La mesure du don
fém.
Ce terme « mesure » a un caractère très fonctionnel, mais également une portée symbolique importante. Il s'agit de ne plus considérer la june (Ğ1) comme une monnaie au sens courant du terme, mais de considérer le DU de Ğ1 comme unité de mesure du don.
Une façon très factuelle de prendre la mesure du don ;-)
La mesure du don, de même que la notion de contre-don, n'est pas une négation du don — c'est une solution très élégante pour gérer les asymétries, éviter les ressentiments qui naissent tôt ou tard, car ces asymétries sont inévitables et permanentes.
La posture « je ne veux rien en retour », de facto, oblige l'autre. Elle peut même mettre dans l'embarras : celle qui reçoit ne sait pas quel est le protocole convenable. Ici, le don n'oblige pas. Le protocole est clair — il suffit de mesurer la valeur que j'attribue à ce don, mon degré de gratitude, avec le DU comme unité.

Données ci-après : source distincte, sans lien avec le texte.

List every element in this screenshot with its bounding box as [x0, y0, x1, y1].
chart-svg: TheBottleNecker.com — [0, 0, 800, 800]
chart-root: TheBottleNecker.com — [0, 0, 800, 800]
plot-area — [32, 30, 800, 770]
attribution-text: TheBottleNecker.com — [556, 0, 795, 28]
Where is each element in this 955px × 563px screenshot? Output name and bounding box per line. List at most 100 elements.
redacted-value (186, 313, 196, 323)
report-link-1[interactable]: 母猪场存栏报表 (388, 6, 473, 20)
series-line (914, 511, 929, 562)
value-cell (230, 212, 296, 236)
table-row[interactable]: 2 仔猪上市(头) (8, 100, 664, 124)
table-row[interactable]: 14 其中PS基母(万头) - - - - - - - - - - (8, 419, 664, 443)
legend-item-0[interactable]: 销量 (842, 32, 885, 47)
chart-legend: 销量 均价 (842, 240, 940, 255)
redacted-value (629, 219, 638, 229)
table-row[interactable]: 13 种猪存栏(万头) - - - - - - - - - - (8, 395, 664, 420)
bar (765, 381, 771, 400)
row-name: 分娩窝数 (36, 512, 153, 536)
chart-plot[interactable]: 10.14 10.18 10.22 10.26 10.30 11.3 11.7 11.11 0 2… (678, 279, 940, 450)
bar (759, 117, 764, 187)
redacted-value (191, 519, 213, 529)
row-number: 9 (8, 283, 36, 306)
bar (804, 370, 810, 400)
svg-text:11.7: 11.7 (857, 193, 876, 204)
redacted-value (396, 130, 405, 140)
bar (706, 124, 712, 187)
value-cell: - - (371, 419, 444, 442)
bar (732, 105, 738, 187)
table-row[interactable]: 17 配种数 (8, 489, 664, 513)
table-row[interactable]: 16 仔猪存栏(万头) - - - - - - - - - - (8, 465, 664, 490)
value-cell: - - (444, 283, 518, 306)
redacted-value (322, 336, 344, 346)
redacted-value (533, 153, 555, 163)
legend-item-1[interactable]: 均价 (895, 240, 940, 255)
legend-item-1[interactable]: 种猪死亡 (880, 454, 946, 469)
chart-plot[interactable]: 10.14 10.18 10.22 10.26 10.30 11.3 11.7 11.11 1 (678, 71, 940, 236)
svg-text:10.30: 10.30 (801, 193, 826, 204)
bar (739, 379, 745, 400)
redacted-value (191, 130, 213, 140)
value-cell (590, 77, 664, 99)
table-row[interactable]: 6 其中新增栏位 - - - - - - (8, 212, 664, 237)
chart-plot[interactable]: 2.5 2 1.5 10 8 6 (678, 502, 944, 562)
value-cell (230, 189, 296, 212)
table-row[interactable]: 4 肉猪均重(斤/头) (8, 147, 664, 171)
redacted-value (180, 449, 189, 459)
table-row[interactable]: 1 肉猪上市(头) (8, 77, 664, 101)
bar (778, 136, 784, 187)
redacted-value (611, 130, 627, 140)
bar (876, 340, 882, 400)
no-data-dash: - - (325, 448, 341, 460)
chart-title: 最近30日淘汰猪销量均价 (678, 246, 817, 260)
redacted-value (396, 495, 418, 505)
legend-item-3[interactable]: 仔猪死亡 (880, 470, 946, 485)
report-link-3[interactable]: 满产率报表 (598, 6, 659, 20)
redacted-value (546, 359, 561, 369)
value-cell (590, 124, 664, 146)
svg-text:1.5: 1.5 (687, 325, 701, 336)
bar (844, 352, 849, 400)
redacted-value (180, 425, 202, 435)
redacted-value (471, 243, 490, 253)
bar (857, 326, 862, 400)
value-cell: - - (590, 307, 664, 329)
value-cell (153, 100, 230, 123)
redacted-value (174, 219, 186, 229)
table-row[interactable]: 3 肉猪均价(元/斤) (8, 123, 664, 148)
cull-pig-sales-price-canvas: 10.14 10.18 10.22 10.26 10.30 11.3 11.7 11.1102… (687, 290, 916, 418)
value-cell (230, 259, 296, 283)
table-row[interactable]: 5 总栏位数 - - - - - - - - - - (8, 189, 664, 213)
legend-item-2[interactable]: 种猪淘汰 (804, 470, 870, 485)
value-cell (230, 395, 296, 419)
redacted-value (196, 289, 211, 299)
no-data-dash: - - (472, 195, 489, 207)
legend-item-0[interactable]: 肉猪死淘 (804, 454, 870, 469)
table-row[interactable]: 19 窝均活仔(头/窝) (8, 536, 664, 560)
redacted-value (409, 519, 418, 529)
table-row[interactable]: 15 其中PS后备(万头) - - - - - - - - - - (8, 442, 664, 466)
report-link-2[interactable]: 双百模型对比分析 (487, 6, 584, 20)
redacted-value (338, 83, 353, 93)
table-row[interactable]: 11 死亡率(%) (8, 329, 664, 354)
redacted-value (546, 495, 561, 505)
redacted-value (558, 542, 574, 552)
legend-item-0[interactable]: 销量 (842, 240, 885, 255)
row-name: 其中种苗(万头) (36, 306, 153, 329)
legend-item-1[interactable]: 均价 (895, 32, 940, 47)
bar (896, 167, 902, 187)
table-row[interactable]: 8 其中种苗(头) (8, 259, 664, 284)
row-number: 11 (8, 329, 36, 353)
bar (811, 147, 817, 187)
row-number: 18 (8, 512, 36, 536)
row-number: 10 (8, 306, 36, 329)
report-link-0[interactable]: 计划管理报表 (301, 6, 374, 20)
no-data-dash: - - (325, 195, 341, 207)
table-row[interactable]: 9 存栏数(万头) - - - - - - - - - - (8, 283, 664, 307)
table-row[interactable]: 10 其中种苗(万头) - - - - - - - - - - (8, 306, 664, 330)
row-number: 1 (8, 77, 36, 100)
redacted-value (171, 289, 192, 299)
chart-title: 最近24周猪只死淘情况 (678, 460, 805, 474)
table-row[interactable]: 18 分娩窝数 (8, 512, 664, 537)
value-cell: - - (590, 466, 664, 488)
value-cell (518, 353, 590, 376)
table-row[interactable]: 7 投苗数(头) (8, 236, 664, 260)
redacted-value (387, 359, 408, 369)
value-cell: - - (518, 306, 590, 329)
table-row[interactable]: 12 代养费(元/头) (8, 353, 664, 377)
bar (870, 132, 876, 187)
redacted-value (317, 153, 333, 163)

Pour bien saisir la portée de ce geste devenant structurant : je donne avant tout à mon économie, à mon bassin de vie. Si j'apprécie la personne en face, j'y mets une dimension plus affective. Mais si je ne l'apprécie pas, non seulement je peux quand même donner — mais c'est surtout désirable, car c'est mon économie, tout mon bassin de vie, que je sers.
Retournement sémantique
masc.
À compter du moment où l'on ne considère plus le DU comme une monnaie, et que l'on considère tout geste dans le sens du don, on peut naturellement changer de vocabulaire.
Je ne vends plus, je donne.
Ma production, mon temps. Je redonne aussitôt à « l'offre » un sens plein. C'est mon offre.
Je n'achète plus, je reçois.
Des biens, des services. Je ne crains plus une dépossession monétaire, je valorise la « joie de recevoir ».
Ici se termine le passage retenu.